Yes Neil that is correct. It is not the best solution generally but it works great for me. Unfortunately it is not appropriate for general use.

However I do wonder if you even need to use an on-link DHCP IP. Couldn't you just add some RFC1918 loopback to the ns-dhcp interface and receive the broadcasts in dnsmasq? Then you could support the normal "clear gateway" use case in Neutron that is already supported.

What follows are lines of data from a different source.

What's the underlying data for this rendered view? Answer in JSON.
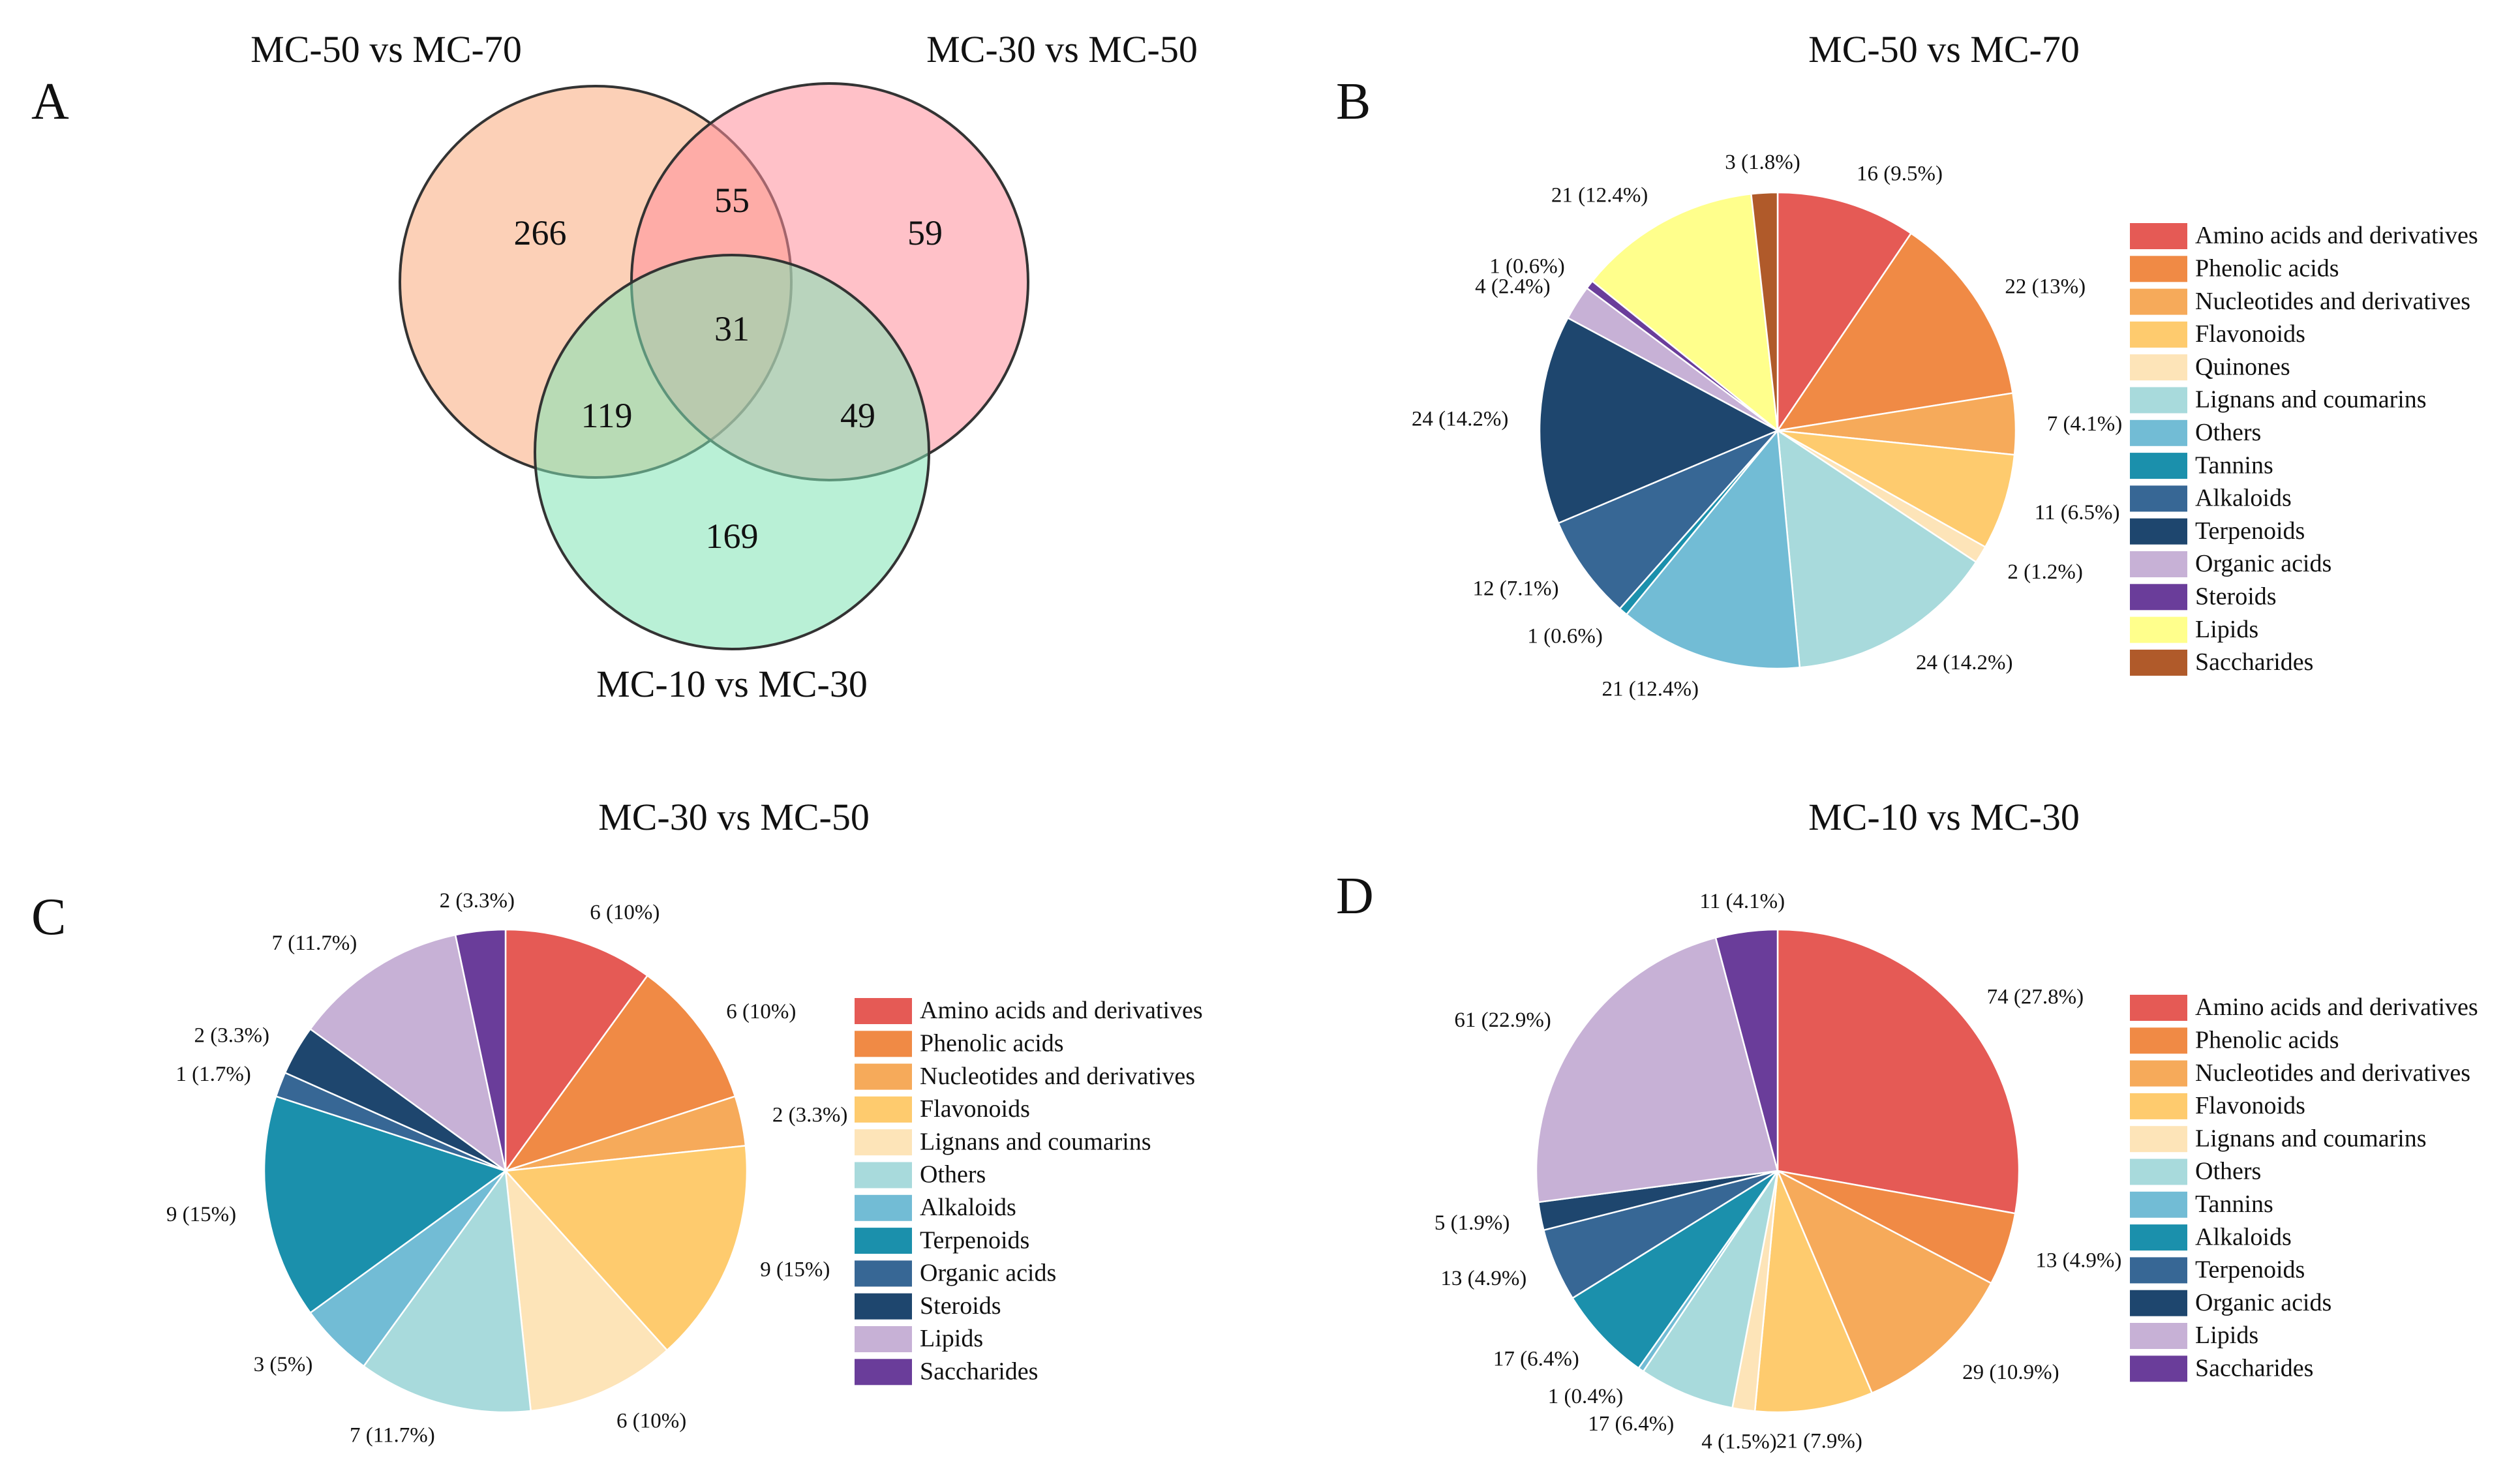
{
  "panels": {
    "A": {
      "letter": "A",
      "venn": {
        "sets": [
          {
            "name": "MC-50 vs MC-70",
            "color": "#F9A97B"
          },
          {
            "name": "MC-30 vs MC-50",
            "color": "#FF8E9A"
          },
          {
            "name": "MC-10 vs MC-30",
            "color": "#7FE3B4"
          }
        ],
        "counts": {
          "only_50_70": "266",
          "only_30_50": "59",
          "only_10_30": "169",
          "50_70_and_30_50": "55",
          "50_70_and_10_30": "119",
          "30_50_and_10_30": "49",
          "all_three": "31"
        }
      }
    },
    "B": {
      "letter": "B"
    },
    "C": {
      "letter": "C"
    },
    "D": {
      "letter": "D"
    }
  },
  "chart_data": [
    {
      "type": "pie",
      "panel": "B",
      "title": "MC-50 vs MC-70",
      "legend_position": "right",
      "slices": [
        {
          "name": "Amino acids and derivatives",
          "value": 16,
          "label": "16 (9.5%)",
          "color": "#E55A55"
        },
        {
          "name": "Phenolic acids",
          "value": 22,
          "label": "22 (13%)",
          "color": "#F08A45"
        },
        {
          "name": "Nucleotides and derivatives",
          "value": 7,
          "label": "7 (4.1%)",
          "color": "#F6AA5A"
        },
        {
          "name": "Flavonoids",
          "value": 11,
          "label": "11 (6.5%)",
          "color": "#FECB6E"
        },
        {
          "name": "Quinones",
          "value": 2,
          "label": "2 (1.2%)",
          "color": "#FDE4B8"
        },
        {
          "name": "Lignans and coumarins",
          "value": 24,
          "label": "24 (14.2%)",
          "color": "#A8DADC"
        },
        {
          "name": "Others",
          "value": 21,
          "label": "21 (12.4%)",
          "color": "#72BCD5"
        },
        {
          "name": "Tannins",
          "value": 1,
          "label": "1 (0.6%)",
          "color": "#1B90AC"
        },
        {
          "name": "Alkaloids",
          "value": 12,
          "label": "12 (7.1%)",
          "color": "#376795"
        },
        {
          "name": "Terpenoids",
          "value": 24,
          "label": "24 (14.2%)",
          "color": "#1E466E"
        },
        {
          "name": "Organic acids",
          "value": 4,
          "label": "4 (2.4%)",
          "color": "#C7B1D6"
        },
        {
          "name": "Steroids",
          "value": 1,
          "label": "1 (0.6%)",
          "color": "#6A3D9A"
        },
        {
          "name": "Lipids",
          "value": 21,
          "label": "21 (12.4%)",
          "color": "#FFFF8C"
        },
        {
          "name": "Saccharides",
          "value": 3,
          "label": "3 (1.8%)",
          "color": "#B05A2A"
        }
      ]
    },
    {
      "type": "pie",
      "panel": "C",
      "title": "MC-30 vs MC-50",
      "legend_position": "right",
      "slices": [
        {
          "name": "Amino acids and derivatives",
          "value": 6,
          "label": "6 (10%)",
          "color": "#E55A55"
        },
        {
          "name": "Phenolic acids",
          "value": 6,
          "label": "6 (10%)",
          "color": "#F08A45"
        },
        {
          "name": "Nucleotides and derivatives",
          "value": 2,
          "label": "2 (3.3%)",
          "color": "#F6AA5A"
        },
        {
          "name": "Flavonoids",
          "value": 9,
          "label": "9 (15%)",
          "color": "#FECB6E"
        },
        {
          "name": "Lignans and coumarins",
          "value": 6,
          "label": "6 (10%)",
          "color": "#FDE4B8"
        },
        {
          "name": "Others",
          "value": 7,
          "label": "7 (11.7%)",
          "color": "#A8DADC"
        },
        {
          "name": "Alkaloids",
          "value": 3,
          "label": "3 (5%)",
          "color": "#72BCD5"
        },
        {
          "name": "Terpenoids",
          "value": 9,
          "label": "9 (15%)",
          "color": "#1B90AC"
        },
        {
          "name": "Organic acids",
          "value": 1,
          "label": "1 (1.7%)",
          "color": "#376795"
        },
        {
          "name": "Steroids",
          "value": 2,
          "label": "2 (3.3%)",
          "color": "#1E466E"
        },
        {
          "name": "Lipids",
          "value": 7,
          "label": "7 (11.7%)",
          "color": "#C7B1D6"
        },
        {
          "name": "Saccharides",
          "value": 2,
          "label": "2 (3.3%)",
          "color": "#6A3D9A"
        }
      ]
    },
    {
      "type": "pie",
      "panel": "D",
      "title": "MC-10 vs MC-30",
      "legend_position": "right",
      "slices": [
        {
          "name": "Amino acids and derivatives",
          "value": 74,
          "label": "74 (27.8%)",
          "color": "#E55A55"
        },
        {
          "name": "Phenolic acids",
          "value": 13,
          "label": "13 (4.9%)",
          "color": "#F08A45"
        },
        {
          "name": "Nucleotides and derivatives",
          "value": 29,
          "label": "29 (10.9%)",
          "color": "#F6AA5A"
        },
        {
          "name": "Flavonoids",
          "value": 21,
          "label": "21 (7.9%)",
          "color": "#FECB6E"
        },
        {
          "name": "Lignans and coumarins",
          "value": 4,
          "label": "4 (1.5%)",
          "color": "#FDE4B8"
        },
        {
          "name": "Others",
          "value": 17,
          "label": "17 (6.4%)",
          "color": "#A8DADC"
        },
        {
          "name": "Tannins",
          "value": 1,
          "label": "1 (0.4%)",
          "color": "#72BCD5"
        },
        {
          "name": "Alkaloids",
          "value": 17,
          "label": "17 (6.4%)",
          "color": "#1B90AC"
        },
        {
          "name": "Terpenoids",
          "value": 13,
          "label": "13 (4.9%)",
          "color": "#376795"
        },
        {
          "name": "Organic acids",
          "value": 5,
          "label": "5 (1.9%)",
          "color": "#1E466E"
        },
        {
          "name": "Lipids",
          "value": 61,
          "label": "61 (22.9%)",
          "color": "#C7B1D6"
        },
        {
          "name": "Saccharides",
          "value": 11,
          "label": "11 (4.1%)",
          "color": "#6A3D9A"
        }
      ]
    }
  ]
}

Fix proposed to branch: master
Review: https://review.openstack.org/#/c/392645/

Reviewed: https://review.openstack.org/396071
Committed: https://git.openstack.org/cgit/openstack/networking-calico/commit/?id=f0456addc021ea96b97a29569a0f4bfe626c943d
Submitter: Jenkins
Branch: master

commit f0456addc021ea96b97a29569a0f4bfe626c943d
Author: Alexander Saprykin <email address hidden>
Date: Thu Nov 10 11:13:41 2016 +0100

    Refactoring: Organize imports

    * Imports incompatible between OpenStack versions moved to
      networking_calico.compat module
    * Replace object imports with module imports

    Related-Bug: #1541490
    Change-Id: I8afcc6ddf84fb0705811ad346a46c06d3120eb2e

Reviewed: https://review.openstack.org/396090
Committed: https://git.openstack.org/cgit/openstack/networking-calico/commit/?id=98deab5d05c4896157bf8efac64bdb6626cd0497
Submitter: Jenkins
Branch: master

commit 98deab5d05c4896157bf8efac64bdb6626cd0497
Author: Alexander Saprykin <email address hidden>
Date: Thu Nov 10 11:38:32 2016 +0100

    Refactoring: Make code decomposition

    * Move code responsible for endpoint creation and update
      to reusable functions `_create_endpoint`, `_update_endpoint`

    Related-Bug: #1541490
    Change-Id: I44d7d271db9e2b48f3a4fa08572efc6712144492

Change abandoned by Alexander Saprykin (<email address hidden>) on branch: master
Review: https://review.openstack.org/391239
Reason: Squashed with https://review.openstack.org/#/c/392645/

Change abandoned by Neil Jerram (<email address hidden>) on branch: master
Review: https://review.opendev.org/392645
Reason: Looks like this has been abandoned by the author. Please re-open in case that's wrong.